Abfangjäger und Bundespräsidenten, Sanktionen und Charmeoffensiven, Sparpakete
und Wahlzuckerl, gestürzte Reformen und Abfederungsmaßnahmen, Koalitionskrisen
und Oppositionsschwächen, Parteiführer und kleine Leute, Europa-Fans und Knittelfeld-Desperados,
Bundeskanzler und Queraussteiger, die Aufzählung von Motiven aus Pammesbergers
Bilderbuch umreißt schlagwortartig die alltagspolitischen Höhepunkte in einem
historischen Prozess, der sich als Abschied von der guten alten österreichischen
Tradition der Konsensdemokratie beschreiben lässt. Das politische Geschehen
in der Alpenrepublik hat in der Ära von Schwarz-blau eine eigentümliche Dynamik
entwickelt, denn das Politische als Wille zur Gestaltung von Gesellschaft ist
nach einer jahrzehntelangen Praxis sozialpartnerschaftlichen Mauschelns in das
Land zurückgekehrt. Schwarz-blau, so benennt die politische Farbenlehre jenes
Regierungsbündnis bürgerlicher Rechtsparteien (ÖVP und FPÖ), bezeichnet einen
endgültigen Bruch mit der Grundverfasstheit hiesiger Herrschaftsverhältnisse
nach 1945, deren Hauptaugenmerk noch auf den Wiederaufbau und die Stabilisierung
einer nach den Kriegsjahren von 1939 bis 1945 in Schutt und Asche liegenden
Republik ausgerichtet war. Und dieses sicherlich gleichermaßen löbliche wie
unumgängliche Aufbauwerk vollzog sich als große Bundesgenossenschaft der weltanschaulichen
Lager Österreichs, gemeinsam Hand in Hand agierend, deren Teilhaber nach kollektiver
Plagerei mit dem ruinierten Land in parteiübergreifender Solidarität dann zusehends
so manche Pfründe augenzwinkernd unter sich aufteilten, um sie in weiterer Folge
als Besitzstände diverser Funktionärs- und Standeseliten zu deklarieren. Gewohnheitsrechte
wurden bei Zeiten verbrieft, die Tugend der Eintracht verkam zur Untugend parteipolitischen
Proporzdenkens. Wichtige Positionen in Land, Stadt und Staat wurden schließlich
wie Lehen gehandelt, als Erbgut einer politischen Klasse, welche weniger dem
Dienst am Vaterland denn der Selbstversorgung zu frönen schien. So jedenfalls
meinte man es wiederholt erkennen zu müssen und so prangerten es kritische Medien
und Denker im Lande an. Was man in diesem Sinne also
immer wieder zu sehen vermeinte, das stimmte den selbst doch gar so anständigen
und hochbesteuerten Bürger argwöhnisch, ließ ihn gegenüber großkoalitionären
Regierungen zürnen und gebar in ihm ein Verlangen nach einer grundlegenden Veränderung
der politischen Kultur und der Praxis ihrer Herrschaft bzw. Regierungskunst.
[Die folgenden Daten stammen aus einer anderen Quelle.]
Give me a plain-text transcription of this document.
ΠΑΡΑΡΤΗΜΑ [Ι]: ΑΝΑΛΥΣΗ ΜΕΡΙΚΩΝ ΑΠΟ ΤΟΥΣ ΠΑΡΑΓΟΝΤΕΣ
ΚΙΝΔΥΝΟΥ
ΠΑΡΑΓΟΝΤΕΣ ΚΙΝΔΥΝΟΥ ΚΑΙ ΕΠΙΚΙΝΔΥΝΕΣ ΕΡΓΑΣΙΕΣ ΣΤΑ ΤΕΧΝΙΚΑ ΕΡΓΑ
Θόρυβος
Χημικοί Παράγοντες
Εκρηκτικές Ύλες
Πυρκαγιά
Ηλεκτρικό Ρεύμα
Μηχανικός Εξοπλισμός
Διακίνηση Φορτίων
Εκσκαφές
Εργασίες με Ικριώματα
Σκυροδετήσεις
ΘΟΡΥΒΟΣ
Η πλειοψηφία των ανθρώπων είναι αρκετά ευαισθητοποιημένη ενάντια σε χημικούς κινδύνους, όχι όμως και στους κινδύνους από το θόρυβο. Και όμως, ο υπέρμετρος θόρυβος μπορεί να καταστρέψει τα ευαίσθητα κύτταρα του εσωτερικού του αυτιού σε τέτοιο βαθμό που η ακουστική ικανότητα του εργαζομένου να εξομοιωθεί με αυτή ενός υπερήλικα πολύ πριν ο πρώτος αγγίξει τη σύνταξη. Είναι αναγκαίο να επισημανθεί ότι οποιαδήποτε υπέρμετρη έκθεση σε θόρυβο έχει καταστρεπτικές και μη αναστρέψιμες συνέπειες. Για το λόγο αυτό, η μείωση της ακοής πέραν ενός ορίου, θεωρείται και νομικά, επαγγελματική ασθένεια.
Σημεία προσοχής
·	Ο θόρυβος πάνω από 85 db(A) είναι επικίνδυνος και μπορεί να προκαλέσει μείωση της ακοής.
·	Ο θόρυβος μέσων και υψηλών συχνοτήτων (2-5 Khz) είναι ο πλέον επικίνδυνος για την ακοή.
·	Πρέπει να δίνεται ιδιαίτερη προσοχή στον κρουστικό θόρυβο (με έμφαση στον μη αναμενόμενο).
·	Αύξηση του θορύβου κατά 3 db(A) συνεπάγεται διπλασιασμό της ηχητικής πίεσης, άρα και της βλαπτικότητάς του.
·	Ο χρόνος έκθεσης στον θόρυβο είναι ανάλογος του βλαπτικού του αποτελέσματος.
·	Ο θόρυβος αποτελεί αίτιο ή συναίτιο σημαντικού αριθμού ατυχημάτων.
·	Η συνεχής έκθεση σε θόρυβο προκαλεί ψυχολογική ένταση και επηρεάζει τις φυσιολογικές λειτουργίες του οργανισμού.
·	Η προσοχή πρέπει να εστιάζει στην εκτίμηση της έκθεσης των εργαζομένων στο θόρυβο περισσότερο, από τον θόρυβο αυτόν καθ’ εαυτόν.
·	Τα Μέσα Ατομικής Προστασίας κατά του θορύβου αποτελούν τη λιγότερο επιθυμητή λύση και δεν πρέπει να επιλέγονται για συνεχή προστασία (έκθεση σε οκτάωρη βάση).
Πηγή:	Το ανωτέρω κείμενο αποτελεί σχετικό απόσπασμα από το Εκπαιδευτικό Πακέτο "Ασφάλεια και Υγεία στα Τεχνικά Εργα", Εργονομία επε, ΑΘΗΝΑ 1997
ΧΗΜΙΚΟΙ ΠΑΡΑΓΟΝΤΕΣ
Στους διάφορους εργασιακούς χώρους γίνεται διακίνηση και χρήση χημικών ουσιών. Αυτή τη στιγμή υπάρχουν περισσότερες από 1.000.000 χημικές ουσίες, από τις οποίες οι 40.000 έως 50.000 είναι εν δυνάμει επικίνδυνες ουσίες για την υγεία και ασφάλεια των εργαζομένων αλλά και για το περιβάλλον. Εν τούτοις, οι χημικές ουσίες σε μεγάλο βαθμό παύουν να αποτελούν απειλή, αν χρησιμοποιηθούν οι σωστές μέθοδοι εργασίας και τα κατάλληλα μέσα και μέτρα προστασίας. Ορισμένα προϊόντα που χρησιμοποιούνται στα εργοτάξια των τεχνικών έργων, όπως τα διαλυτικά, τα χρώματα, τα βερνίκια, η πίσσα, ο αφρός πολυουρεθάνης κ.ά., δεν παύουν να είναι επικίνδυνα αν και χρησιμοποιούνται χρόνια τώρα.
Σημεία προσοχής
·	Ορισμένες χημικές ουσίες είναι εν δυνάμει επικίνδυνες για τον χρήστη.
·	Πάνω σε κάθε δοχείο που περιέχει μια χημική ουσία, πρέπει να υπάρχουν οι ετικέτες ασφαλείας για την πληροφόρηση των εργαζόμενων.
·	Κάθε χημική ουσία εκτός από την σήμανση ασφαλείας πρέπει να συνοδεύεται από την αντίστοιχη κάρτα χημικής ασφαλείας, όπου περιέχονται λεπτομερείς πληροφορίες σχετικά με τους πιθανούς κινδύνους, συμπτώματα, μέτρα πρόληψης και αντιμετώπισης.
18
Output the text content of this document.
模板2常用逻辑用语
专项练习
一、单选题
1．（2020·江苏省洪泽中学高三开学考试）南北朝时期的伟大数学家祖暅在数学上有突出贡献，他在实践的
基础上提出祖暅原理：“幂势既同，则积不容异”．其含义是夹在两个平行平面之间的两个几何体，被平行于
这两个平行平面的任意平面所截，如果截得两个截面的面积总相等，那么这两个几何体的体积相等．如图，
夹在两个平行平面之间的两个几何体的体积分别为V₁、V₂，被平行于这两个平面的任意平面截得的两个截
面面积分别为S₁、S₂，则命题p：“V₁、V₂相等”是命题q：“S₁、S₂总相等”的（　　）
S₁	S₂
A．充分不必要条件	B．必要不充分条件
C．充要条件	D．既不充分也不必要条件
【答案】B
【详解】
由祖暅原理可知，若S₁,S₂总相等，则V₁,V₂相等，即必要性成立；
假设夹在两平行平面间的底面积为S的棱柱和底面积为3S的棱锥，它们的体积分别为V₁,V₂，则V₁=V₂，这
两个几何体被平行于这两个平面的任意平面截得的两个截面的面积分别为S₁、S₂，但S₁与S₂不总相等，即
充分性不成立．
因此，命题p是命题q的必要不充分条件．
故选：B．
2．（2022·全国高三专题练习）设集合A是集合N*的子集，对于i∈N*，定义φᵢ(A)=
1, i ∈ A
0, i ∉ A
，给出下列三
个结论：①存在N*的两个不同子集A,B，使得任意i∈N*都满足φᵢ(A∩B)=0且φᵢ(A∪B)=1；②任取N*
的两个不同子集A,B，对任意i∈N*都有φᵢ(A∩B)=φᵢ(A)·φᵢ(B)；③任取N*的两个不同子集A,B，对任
Die Inszenierung stetiger Beharrlichkeit steigerte sich derweilen zu einem Konsenskult,
der sich in seinem Bemühen um Bewahrung wohllebiger Strukturen sukzessive einem
jeden politischen Anspruchsdenken gestalterischer Wesensart entfremdete. Sowohl
den abgesteckten Terrains politischen Handelns, als auch den Machtsphären von
Kammern und sonstigen Zusammenschlüssen zur Sicherung und Durchsetzung gemeinsamer
Interessenslagen wurde der Segen einer Sozialpartnerschaft erteilt, deren hauptsächliches
Handlungsmotiv die Nichtpolitik war. Immer mehr Bürger erkannten das althergebrachte
Österreich somit in seiner ursprünglichen Idealität als korrumpiert und deswegen
als reformbedürftig. Die Bereitschaft, sich auf das Wagnis einer politischen
Wende einzulassen, nahm folglich laufend zu, und in der Tat, mit dem Antritt
von Schwarz-blau fand der eingewöhnte innerstaatliche Burgfrieden sein abruptes
Ende. Politik kehrte wieder in die allzu befriedete Alpenrepublik ein, die Zeiten
wurden spannender, aber auch unruhiger, rasanter und vor allem - was die gewohnte
Behaglichkeit im
Sozialstaat
angeht - grausamer, ja grausamer, um jetzt auch noch einem Kärntner Landeshauptmann
und Kritiker grausamer Sozialreformen aus seiner politischen Umgangssprache
ein gar griffiges Wort zu entlehnen.
Soviel zur historischen Vorgeschichte und zu den gesellschaftlichen Umständen,
unter welchen Pammesberger während der vergangenen Jahre sein Gewerbe der Aufdeckung
von Lächerlichkeiten betrieben hat. Sein Werk der letzten vier Jahre illustriert
die Phase nach dem Umbruch der politischen Kultur in Österreich, als es nun
galt, weg zu kommen von einer Kultur des Beharrens auf sozialer Stabilität hin
zu einer Kultur der Veränderung und des weltanschaulich motivierten Wagnisses.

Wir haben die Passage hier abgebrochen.